North American Wind Deal of the Year 2013: Northeast Wind
The $395 million refinancing of the Northeast Wind portfolio illustrates the convergence between the project finance bank and institutional term B loan markets. It also marks a significant step in First Winds efforts to monetise and place on a stable financial footing its core north-eastern US wind portfolio.
Northeast Wind Capital II |
Status |
Closed 13 November 2013 |
Size |
$395 million |
Description |
B loan refinancing of 419MW wind portfolio in Maine, Vermont and New York |
Sponsors |
First Wind (51%), Emera (49%) |
Debt |
$320 million term loan, $75 million letter of credit |
Lead arrangers |
Morgan Stanley, Goldman Sachs, BNP Paribas, |
Key Bank, Union Bank, CIT, ICBC |
Borrower legal counsel |
Davis Polk (transaction); Crowell & Moring (regulatory) |
Lender legal counsel |
Milbank Tweed |
Independent engineer |
GL Garrad Hassan |
Wind resource study |
AWS Truewind |
The projects are 34MW Bull Hill, 42MW Mars Hill, 57MW Stetson 1, 26MW Stetson II, and 60MW Rollins Wind, all in Maine, 40MW Sheffield, in Vermont, and the 20MW Steel Winds I, 15MW Steel Winds II and 125MW Cohocton plants, in New York state. Most were financed with project-level non-recourse debt, from a shifting group of lenders that includes BNP Paribas, Commerzbank, Deutsche, MUFG, Nord/LB, HSH Nordbank and Key Bank.
First Wind was a notable first mover in the north-eastern US, where power markets are more complex than they are in the south and west, but where governments took an early lead in encouraging renewables. Mars Hill was one of the first utility-scale wind projects in New England, when it came online in 2007.
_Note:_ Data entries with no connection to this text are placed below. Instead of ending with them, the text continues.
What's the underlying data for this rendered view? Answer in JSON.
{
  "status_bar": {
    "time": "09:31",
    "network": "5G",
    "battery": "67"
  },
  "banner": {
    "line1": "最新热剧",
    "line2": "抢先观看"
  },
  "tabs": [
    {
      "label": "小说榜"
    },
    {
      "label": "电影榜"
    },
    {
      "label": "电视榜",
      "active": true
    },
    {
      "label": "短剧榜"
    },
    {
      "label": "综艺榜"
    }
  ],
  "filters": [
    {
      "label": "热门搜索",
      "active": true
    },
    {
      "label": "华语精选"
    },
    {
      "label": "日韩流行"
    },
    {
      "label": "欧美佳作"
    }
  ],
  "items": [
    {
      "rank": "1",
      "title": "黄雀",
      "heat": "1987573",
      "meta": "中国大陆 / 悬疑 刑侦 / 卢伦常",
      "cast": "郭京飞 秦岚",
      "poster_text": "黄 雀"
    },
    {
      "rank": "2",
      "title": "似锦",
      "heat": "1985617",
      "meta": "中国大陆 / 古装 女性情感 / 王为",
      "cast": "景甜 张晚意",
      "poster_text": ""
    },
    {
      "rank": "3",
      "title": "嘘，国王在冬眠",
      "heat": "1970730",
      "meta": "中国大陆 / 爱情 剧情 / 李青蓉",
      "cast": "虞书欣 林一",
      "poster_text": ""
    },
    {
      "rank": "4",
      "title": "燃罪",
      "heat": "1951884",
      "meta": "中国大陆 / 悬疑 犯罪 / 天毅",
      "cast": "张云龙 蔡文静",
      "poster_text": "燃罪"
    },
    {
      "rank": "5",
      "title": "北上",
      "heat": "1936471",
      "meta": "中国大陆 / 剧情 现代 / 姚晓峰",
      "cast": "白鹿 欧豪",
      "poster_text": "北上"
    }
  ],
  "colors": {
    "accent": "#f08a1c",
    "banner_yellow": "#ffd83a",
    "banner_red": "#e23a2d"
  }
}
The portfolio runs on a mixture of Clipper, GE and Vestas turbines, but the Clipper turbines have created a disproportionate number of problems for First Wind and its lenders. The collapse of Clipper led to First Wind taking turbine maintenance for 200MW of the portfolio in-house, and was one reason for the sponsors decision to refinance the portfolios project facilities with a single B loan.
First Wind had originally agreed to sell the Northeast stake to a joint venture of Emera (75%) and Algonquin Power (25%) in May 2011. The sale included $183 million in equity and a $150 million five-year loan. By the time the sale closed, Emera alone was paying $211 million for the stake and making the $150 million loan.
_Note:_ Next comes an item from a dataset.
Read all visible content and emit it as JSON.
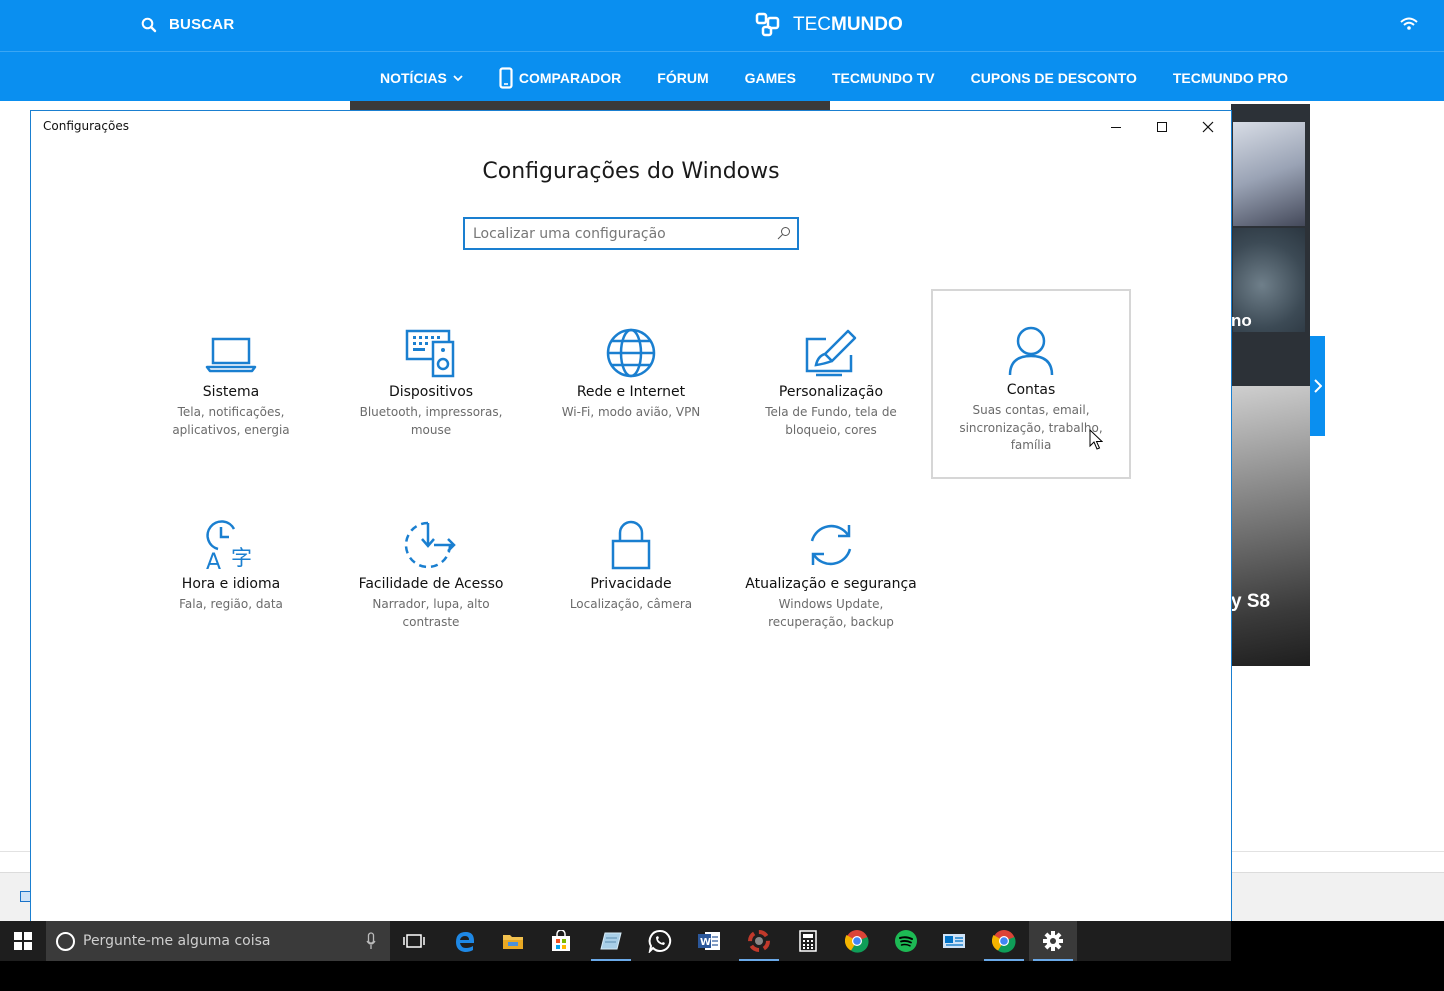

The B loan refinancing would be used to pay down a $300 million mixture of outstanding project level debt and the Emera loan. The deal launched in July 2013 and consisted of a $325 million seven-year term loan B due in 2020 and a $60 million five-year first lien letter of credit.
The financing came to market in a period when credit markets digested news that the US Federal Reserve would scale back its bond purchases. The debt launched with initial pricing of 350bp, but the debts lead arrangers, Morgan Stanley and Goldman Sachs, postponed the deal in August.
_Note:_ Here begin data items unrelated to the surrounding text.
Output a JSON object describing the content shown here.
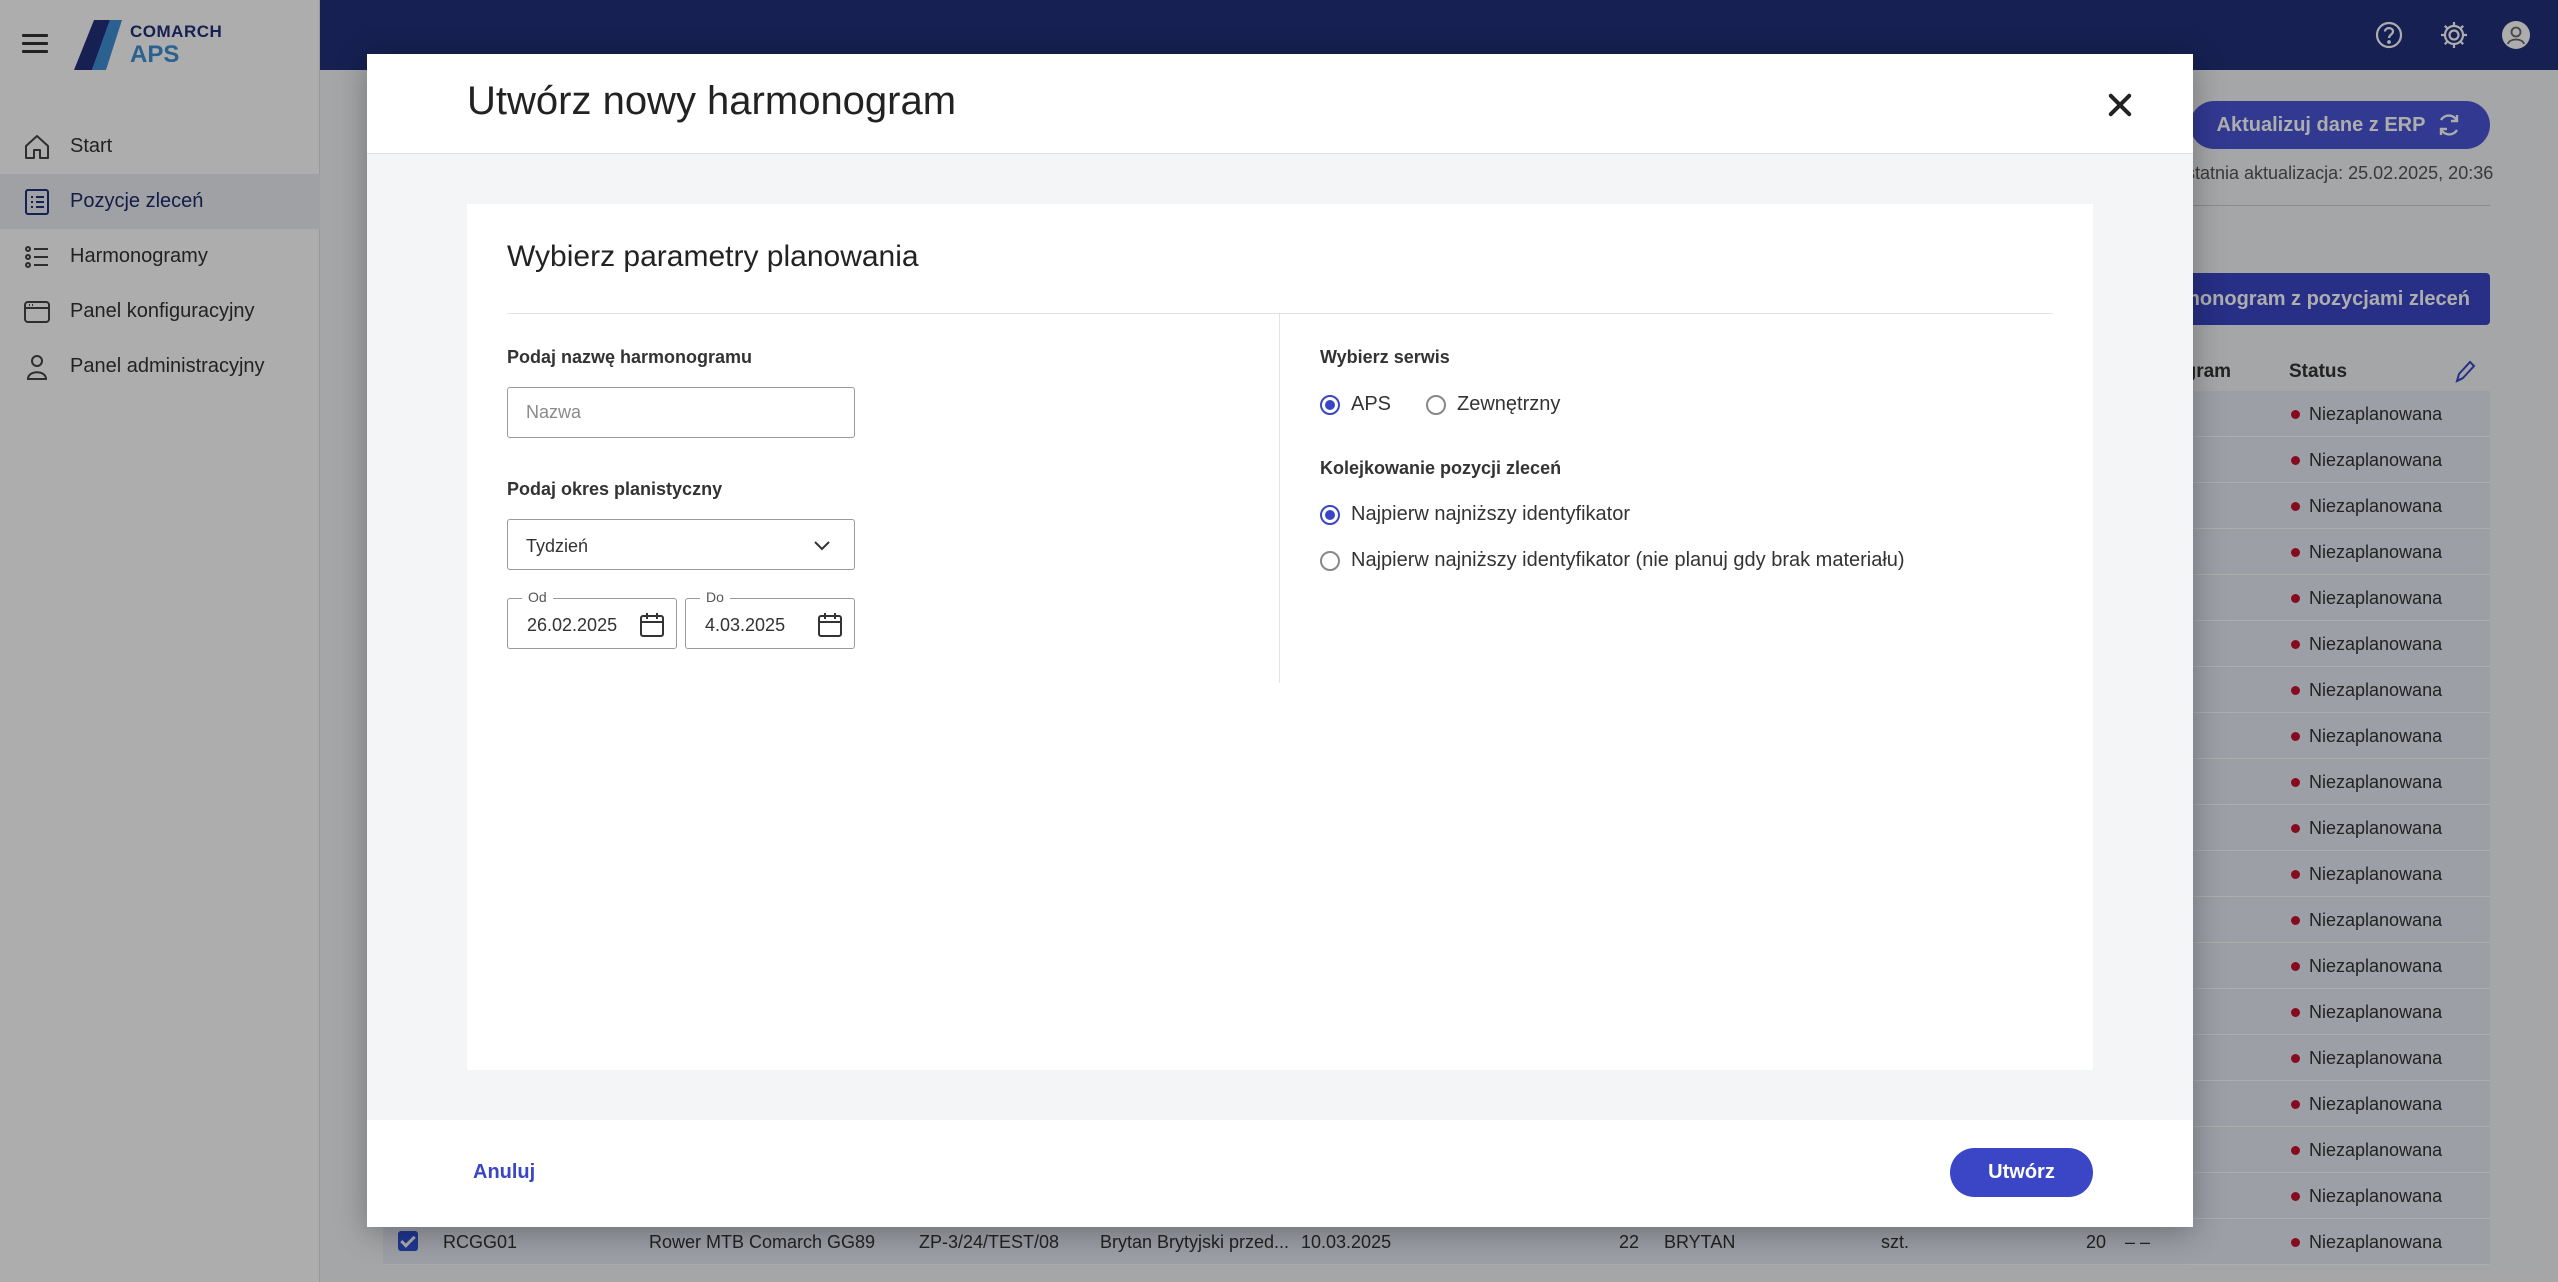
{
  "app": {
    "logo_line1": "COMARCH",
    "logo_line2": "APS"
  },
  "sidebar": {
    "items": [
      {
        "label": "Start",
        "icon": "home-icon",
        "active": false
      },
      {
        "label": "Pozycje zleceń",
        "icon": "list-doc-icon",
        "active": true
      },
      {
        "label": "Harmonogramy",
        "icon": "bullet-list-icon",
        "active": false
      },
      {
        "label": "Panel konfiguracyjny",
        "icon": "window-icon",
        "active": false
      },
      {
        "label": "Panel administracyjny",
        "icon": "person-icon",
        "active": false
      }
    ]
  },
  "topbar": {
    "icons": [
      "help-icon",
      "settings-icon",
      "user-avatar-icon"
    ]
  },
  "background": {
    "erp_button": "Aktualizuj dane z ERP",
    "last_update": "statnia aktualizacja: 25.02.2025, 20:36",
    "create_with_items_button": "monogram z pozycjami zleceń",
    "table_headers": {
      "harmonogram": "ogram",
      "status": "Status"
    },
    "status_text": "Niezaplanowana",
    "row_count": 19,
    "visible_row": {
      "code": "RCGG01",
      "name": "Rower MTB Comarch GG89",
      "order": "ZP-3/24/TEST/08",
      "customer": "Brytan Brytyjski przed...",
      "date": "10.03.2025",
      "qty": "22",
      "short": "BRYTAN",
      "unit": "szt.",
      "qty2": "20",
      "dash": "– –"
    }
  },
  "modal": {
    "title": "Utwórz nowy harmonogram",
    "card_title": "Wybierz parametry planowania",
    "name_label": "Podaj nazwę harmonogramu",
    "name_value": "",
    "name_placeholder": "Nazwa",
    "period_label": "Podaj okres planistyczny",
    "period_selected": "Tydzień",
    "date_from_label": "Od",
    "date_from_value": "26.02.2025",
    "date_to_label": "Do",
    "date_to_value": "4.03.2025",
    "service_label": "Wybierz serwis",
    "service_options": [
      {
        "label": "APS",
        "selected": true
      },
      {
        "label": "Zewnętrzny",
        "selected": false
      }
    ],
    "queue_label": "Kolejkowanie pozycji zleceń",
    "queue_options": [
      {
        "label": "Najpierw najniższy identyfikator",
        "selected": true
      },
      {
        "label": "Najpierw najniższy identyfikator (nie planuj gdy brak materiału)",
        "selected": false
      }
    ],
    "cancel_label": "Anuluj",
    "create_label": "Utwórz"
  },
  "colors": {
    "topbar": "#21307a",
    "accent": "#3a46c6",
    "status_dot": "#c4122f",
    "row_bg": "#e8eaf6"
  }
}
The sponsors went back to market in October with a slightly small deal that was priced slightly more generously. This deal consisted of a $315 million term loan and $60 million letter of credit facility priced at 400bp over Libor.
The presence of bank lenders BNP Paribas, Key Bank, Union Bank, CIT and ICBC as lead arrangers alongside the two leads was a clear signal that the relaunched package was much more attuned to the needs of bank lenders.
In particular, the new debt had a more demanding amortisation schedule. Typical B loans require a borrower to amortise no more than 1% of principal per year, and leave borrowers and lead arrangers to negotiate the amount of excess cash that is swept for the benefit of lenders.
The August financing included a 50% sweep of excess cash, whereas the October deal required the borrower to sweep the greater of 50% of an amount sufficient to pay down the debt to a target balance produced with reference to the portfolios P50 wind production scenario.
A combination of the tweak and First Winds continued relationship pull ensured that the debt sold strongly. The two sponsors increased the size of the loan back up to $320 million and the letter of credit to $75 million, though the opening balance for the target amortisation is still $300 million.
Sponsors are starting to look carefully at ways of monetising large portfolios of wind assets, with Exelon coming to market with a portfolio bond in 2013 after a gap of almost ten years since the last wind portfolio refinancing. For sponsors with more complex capital structures, the B loan market looks like a promising option.